About this time William’s uncle, King William III, who preceded Queen Anne on the throne, made him a Knight of the Garter and the Court painter, Sir Godfrey Kneller, painted the boy’s portrait. He is shown wearing, rather ridiculously, the fashionable wig of the times; notwithstanding that, he is handsome, with a pearly fair complexion, very blue eyes and a very grave expression.

At the age of eight the duke began his formal education. It was a late start for a potential heir to the throne, but this was because of his frail health. His new tutor, Bishop Burnet, set a course of study that allowed no more time for forays with boy soldiers. It included jurisprudence, the Gothic laws and the feudal system. Stifled by this syllabus, William’s lively spirit, which had supported him through all his illnesses, began to flag.

Never was a royal son’s education more important to England; never was a royal son more incapable of absorbing it.
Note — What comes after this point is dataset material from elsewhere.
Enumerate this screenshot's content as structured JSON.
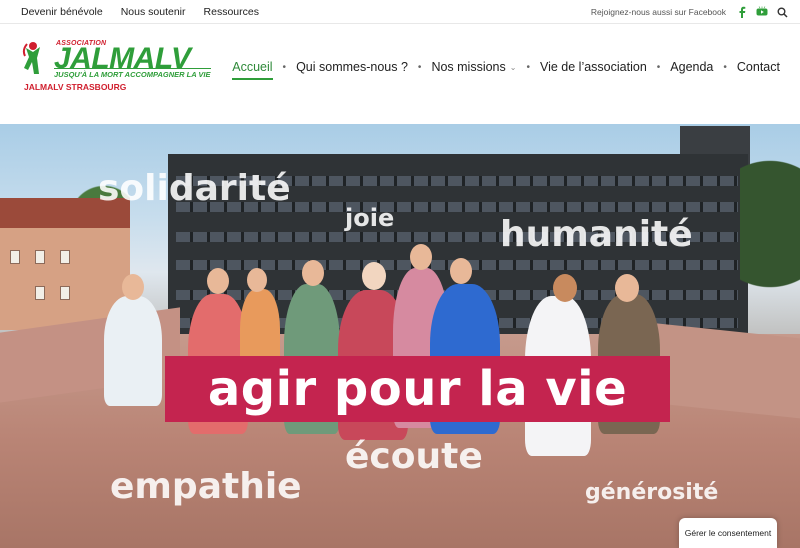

For William was the hope of Protestant England against the Jacobites who would support a return of the Catholic Stuart kings to the throne. But the boy, as many could sadly see, was not long for this world.

The childless King William III was now grudgingly recognising that his nephew, little William, if he lived, was ultimately heir to the throne. It was important, therefore, that Bishop Burnet should teach him to hate his Catholic grandfather, the deposed King James II, then in exile in France.

Bishop Burnet had made it clear on several occasions that he did not want the job of tutoring the boy. But the king prevailed. “I can only trust this care to you,” declared King William, knowing that, of all the learned churchmen in England, none supported the cause of Protestant king more than Bishop Burnet.

Duke William was ten when his portrait was painted again – and then he already looked more like 17. The blue eyes are full of sadness and all the merriness that Lewis Jenkins described seems to have vanished.

In July, 1700, William presided over a great banquet to celebrate the boy’s eleventh birthday. He “inspected” his friends, the boy soldiers, and listened excitedly to the sounds of cannon being discharged in his honour. The next day he fell ill with a headache and a sore throat and by the evening he was delirious.

Dr Radcliffe, the royal doctor, declared it was scarlet fever, and then berated another doctor who had arrived before him, for having bled the duke. “You have destroyed him!” cried Dr Ratcliffe. Five days after his birthday party, little William died, with his mother bent in anguish over his bed.

If William’s life was sad enough, his mother’s was almost as tragic. Anne, a weak, dull woman, although a sincere one, was plagued by constant ill-health and suffering. Sometimes she grew so fat that, unable even to walk, she had to be carried around the palace.

Anne gave birth to 16 other children besides William, but none of them lived to be even as old as William. When the Queen died childless, Parliament called over from Germany the Protestant Elector of Saxony, to reign as King George I.